Published May 27, 2009
Nick tackles women’s football
Speaking for men, I’ve always felt the core problem with watching women’s sports is that they seem like the cheap alternative to a more popular product. It’s a Hydrox, when I’d rather just have an Oreo. Please notice that (a) I didn’t disparage women’s sports, and (b) I dragged my entire sex into this column. So if the whole cookie analogy was offensive, yell at the nearest man, not the messenger.
It’s not a knock on talent. I know I couldn’t drive past Heather Mitts if she hopped on one leg and let me use my hands. I know Candace Parker would humiliate me on a basketball court, and not because she’s female, but because she can dunk and would do so on my face. But I know Kevin Garnett could do the same to her. That’s just the way it is.
Unlike soccer and basketball, football seems to exist outside the concept of equality as an activity that’s uniquely male, like Civil War reenactments, or farting. Women playing tackle football comes up every few years when a high-school girl petitions to play with the boys, or when the Lingerie Football League unleashes a media blitz. (Don’t forget the New England Euphoria home opener against the Miami Caliente on Oct. 2!)
Even that sentence looks ridiculous, never mind the image of wild bikini fury at the 50-yard line, but it represents all I knew about women’s professional football until earlier this month. Somehow, the Independent Women’s Football League, 1,600 women strong, has been off my radar. Founded in 2000, the IWFL has 41 teams spread across the country, from the Southern Maine Rebels to the Southern California Breakers. Our local Tier I team, the Boston Militia, plays at Dilboy Stadium in Somerville, and on May 16, I went to see the action.
For another point of view, I brought a woman with me. Her initial enthusiasm was underwhelming. “I think it’ll be as entertaining as the NFL,” she predicted. “And I don’t even like the NFL.” In fairness, she’s from Detroit, and they haven’t had many reasons to be excited about football lately.
With a program in hand, I scanned the names to see who sounded hot. (Not because I’m sexist, but because I’m childish.) What I found was every Ginger Snow and Roxy English was counterbalanced with a name seemingly focus-grouped for football. Nikita Payne? Mia Brickhouse? Mia Brickhouse sounds like a sentient being sent from the future to destroy football as we know it.

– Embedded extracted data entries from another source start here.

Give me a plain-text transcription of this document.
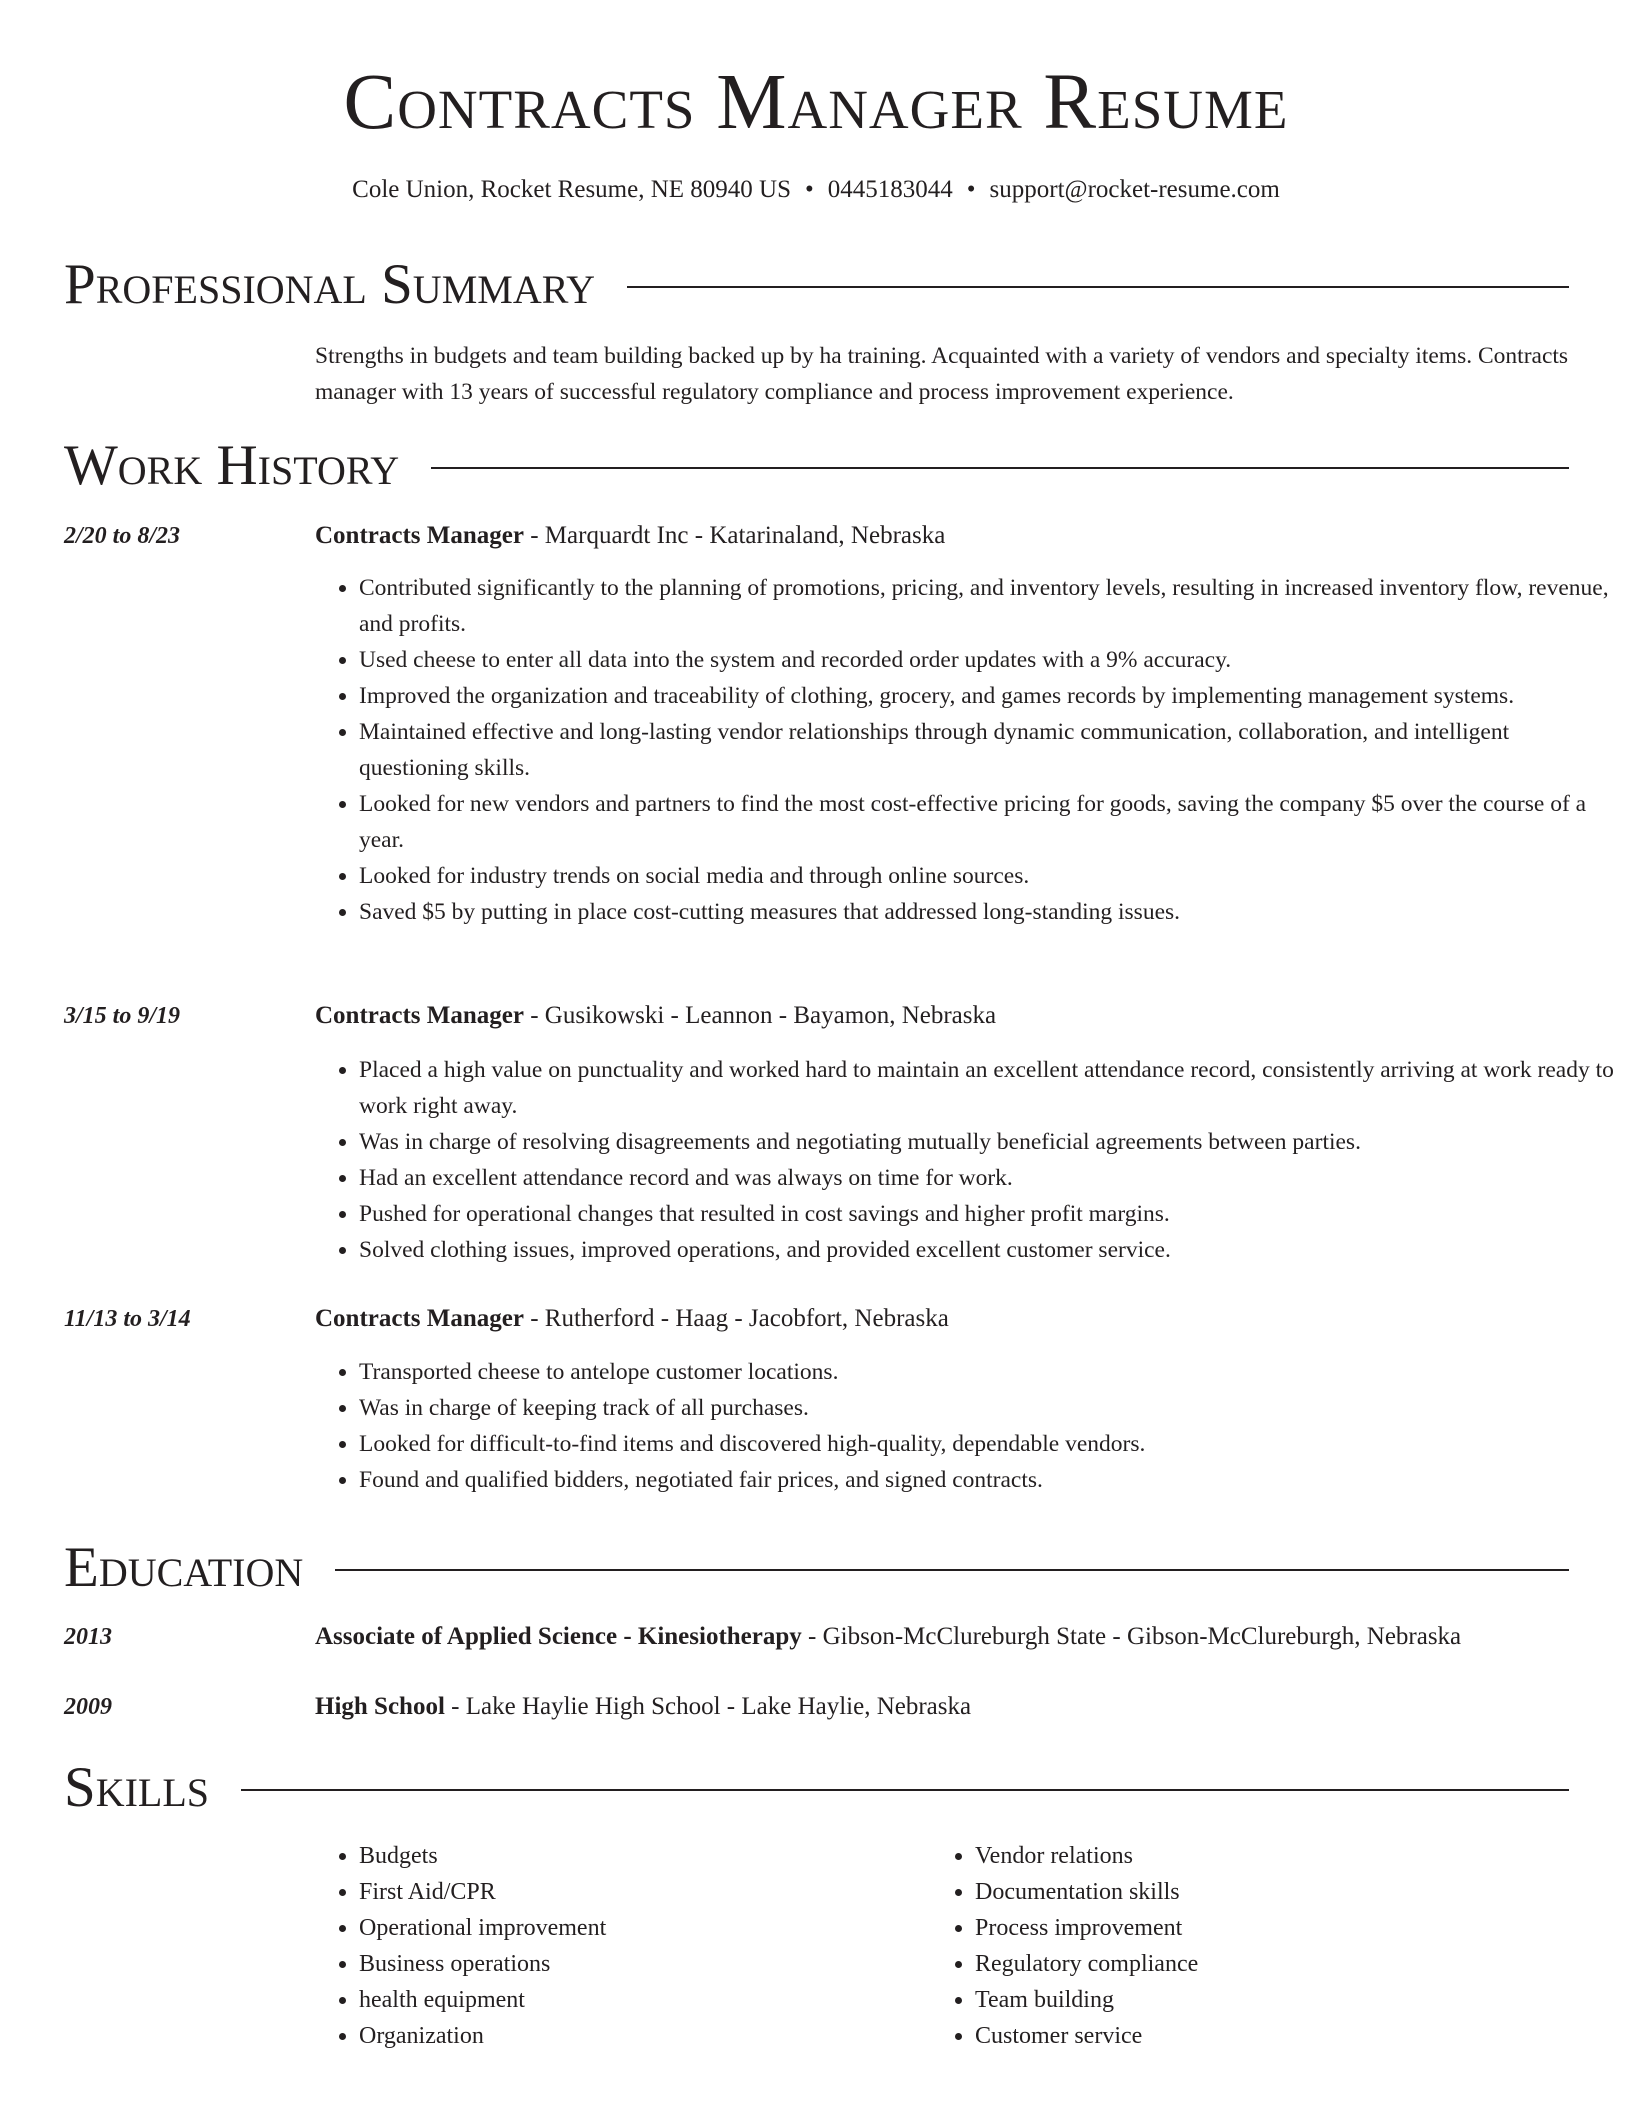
Contracts Manager Resume
Cole Union, Rocket Resume, NE 80940 US • 0445183044 • support@rocket-resume.com
Professional Summary
Strengths in budgets and team building backed up by ha training. Acquainted with a variety of vendors and specialty items. Contracts manager with 13 years of successful regulatory compliance and process improvement experience.
Work History
2/20 to 8/23	Contracts Manager - Marquardt Inc - Katarinaland, Nebraska
• Contributed significantly to the planning of promotions, pricing, and inventory levels, resulting in increased inventory flow, revenue, and profits.
• Used cheese to enter all data into the system and recorded order updates with a 9% accuracy.
• Improved the organization and traceability of clothing, grocery, and games records by implementing management systems.
• Maintained effective and long-lasting vendor relationships through dynamic communication, collaboration, and intelligent questioning skills.
• Looked for new vendors and partners to find the most cost-effective pricing for goods, saving the company $5 over the course of a year.
• Looked for industry trends on social media and through online sources.
• Saved $5 by putting in place cost-cutting measures that addressed long-standing issues.
3/15 to 9/19	Contracts Manager - Gusikowski - Leannon - Bayamon, Nebraska
• Placed a high value on punctuality and worked hard to maintain an excellent attendance record, consistently arriving at work ready to work right away.
• Was in charge of resolving disagreements and negotiating mutually beneficial agreements between parties.
• Had an excellent attendance record and was always on time for work.
• Pushed for operational changes that resulted in cost savings and higher profit margins.
• Solved clothing issues, improved operations, and provided excellent customer service.
11/13 to 3/14	Contracts Manager - Rutherford - Haag - Jacobfort, Nebraska
• Transported cheese to antelope customer locations.
• Was in charge of keeping track of all purchases.
• Looked for difficult-to-find items and discovered high-quality, dependable vendors.
• Found and qualified bidders, negotiated fair prices, and signed contracts.
Education
2013	Associate of Applied Science - Kinesiotherapy - Gibson-McClureburgh State - Gibson-McClureburgh, Nebraska
2009	High School - Lake Haylie High School - Lake Haylie, Nebraska
Skills
• Budgets
• First Aid/CPR
• Operational improvement
• Business operations
• health equipment
• Organization
• Vendor relations
• Documentation skills
• Process improvement
• Regulatory compliance
• Team building
• Customer service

She’s actually really good, too. The whole team is, a fact immediately made clear when the Militia ran back the opening kick-off before Linkin Park had faded from the sound system. They quickly ran up the score to 19-0, at which point they faked the extra point and went for two, a deliciously diabolical tactic reminiscent of the 2007 Patriots. The Militia bring the pain on both sides of the ball, though, eventually shutting out the Philadelphia Firebirds 60-0.
With the local men’s teams losing their grip on dominance, it’s fun to watch a hometown squad massacre somebody again. But the real payoff is that these women are actually from your hometown. Wide out Ginger Snow is from Boston. Quarterback Allison Cahill, whom my companion called “a little lamb” but who throws more like a lady Doug Flutie, is from Uxbridge. And the Brickhouse family was cheering in the stands, no doubt thrilled to be beamed back from Rutland, post-Judgement Day.
With the uniforms on, you’re not hyperaware that the Militia is a women’s football team. They run fade routes, bells get rung and there was even a T.O.-esque excessive celebration penalty. “They’re clearly skilled, they clearly practice, but the most amazing thing is that they clearly do this just because they love football,” marveled my companion, before adding, “But they should have male cheerleaders.”
I don’t think I’d have the balls for the job.